ADEN, Yemen-- United Nations Envoy to Yemen, Martin Griffiths, arrived Saturday in the capital Sanaa in an effort to salvage the peace process amid a major military operation by the Saudi Arabian-led coalition and pro-government forces to recapture Hodeidah city from the Houthi group.

Sources said Griffiths will discuss with Houthi officials conditions to stop the offensive which analysts said would deal a fatal blow to the political process and deepen the already dire humanitarian situation in the country.

Abdulwahab Al-Sharafi, a political analyst, said that "resuming the political process depends on the success of the UN envoy to convince regional players and their Western backers, not local factions, to be committed to peace."

"The decision is in the hands of foreign players who are not serious about peace and are seeking a war at any cost," he said.

The internationally recognized government said the offensive was launched after all peaceful and political means to convince the Houthis to withdraw from Hodeidah were exhausted and that the military action will now continue until all parts of Yemen are liberated from the Houthis, according to the government-run Saba news agency.

Yaseen Al-Tamimi, a political writer and analyst, said the political solution is considered dead if the offensive continues.
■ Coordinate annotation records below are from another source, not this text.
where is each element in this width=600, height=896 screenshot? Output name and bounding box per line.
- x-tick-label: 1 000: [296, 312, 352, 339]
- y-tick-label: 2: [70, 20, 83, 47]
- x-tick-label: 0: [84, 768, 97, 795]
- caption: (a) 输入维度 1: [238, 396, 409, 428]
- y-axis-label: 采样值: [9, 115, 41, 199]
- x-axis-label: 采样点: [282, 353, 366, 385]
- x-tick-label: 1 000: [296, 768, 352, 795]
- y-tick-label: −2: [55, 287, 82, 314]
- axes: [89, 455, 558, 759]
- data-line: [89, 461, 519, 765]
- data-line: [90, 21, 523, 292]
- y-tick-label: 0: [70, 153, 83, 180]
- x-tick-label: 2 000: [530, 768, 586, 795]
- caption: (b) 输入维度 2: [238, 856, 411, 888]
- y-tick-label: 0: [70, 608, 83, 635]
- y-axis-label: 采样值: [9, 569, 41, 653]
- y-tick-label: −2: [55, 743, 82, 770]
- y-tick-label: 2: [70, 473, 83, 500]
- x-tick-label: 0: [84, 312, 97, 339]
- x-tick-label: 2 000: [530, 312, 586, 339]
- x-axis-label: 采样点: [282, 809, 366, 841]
"The coalition will then seek to reshape the political scene in accordance with its priorities that may complicate the situation further. In other words, this is a miscalculation," Tamimi said.

The government and the coalition said the offensive will force the Houthis to come back to the negotiation table as they are accusing the Houthis of using the Hodeidah seaport to smuggle Iranian weapons including ballistic missiles and obstructing the flow of humanitarian aid.

"Such a justification comes within the response of the government and coalition to mounting pressure placed on them by some countries and organizations opposing the operation," Tamimi said.

He added that another problem is that "those opposing the operation are concerned about its consequences but have not taken actions to prevent it."

Local sources said on Saturday the coalition and government forces advanced over the Houthis around the Hodeidah but have been unable to seize control of it because of the landmines installed by the Houthis.

In recent weeks, these forces have seized few districts including Al-Duraihmi south of the city. They are poised to push deeper toward the seaport.

Many families are fleeing the raging battles, the sources said.

Hodeidah is Yemen's second most populated city with around 3 million people living in it, according to official statistics published before the war.

The UN has said that the city currently has a population of 600,000 people.

Around two thirds of the total population of Yemen, around 29 million, live in the Houthi-run regions and the Hodeidah seaport is the only lifeline for most of them.

Observers argued that the impact on the civilians and humanitarian operations will be inevitable.

The Houthis have held the coalition and its backers responsible for the consequences of the operation including likely destruction of the seaport.

They have also threatened to choke off maritime traffic in the Red Sea and to attack coalition warships if they approach Hodeidah.

The UN and humanitarian agencies have warned that disruption to aid supplies will have serious consequences on the humanitarian situation, uring all parties to keep the port open and to provide access to humanitarian aid.

Meanwhile, Abbas Al-Dhaleai, a political commentator, said losing Hodeidah would not mean the end of the war.

"It will choke off a key source of Houthi's income, but I do not expect it will force the Houthis to come back to negotiation table for two reasons, the first is that they will not accept peace after a heavy loss," he argued.

"The second is that the Houthis are still controlling key regions including the capital Sanaa and mountainous regions in the north where the coalition and the government will not risk military operations," he added.

"One more thing, all seaports liberated from the Houthis are still idle. They are not being used for aid delivery or trade activities. What difference will the liberation of the Hodeidah seaport make?" Al-Dhaleai said.

Yemen has the world's worst humanitarian crisis. More than 22 million people are in need of humanitarian assistance and protection including more than 8 million at the risk of famine.

If the situation does not improve, a further 10 million will starve to death by the end of the year, the UN has warned.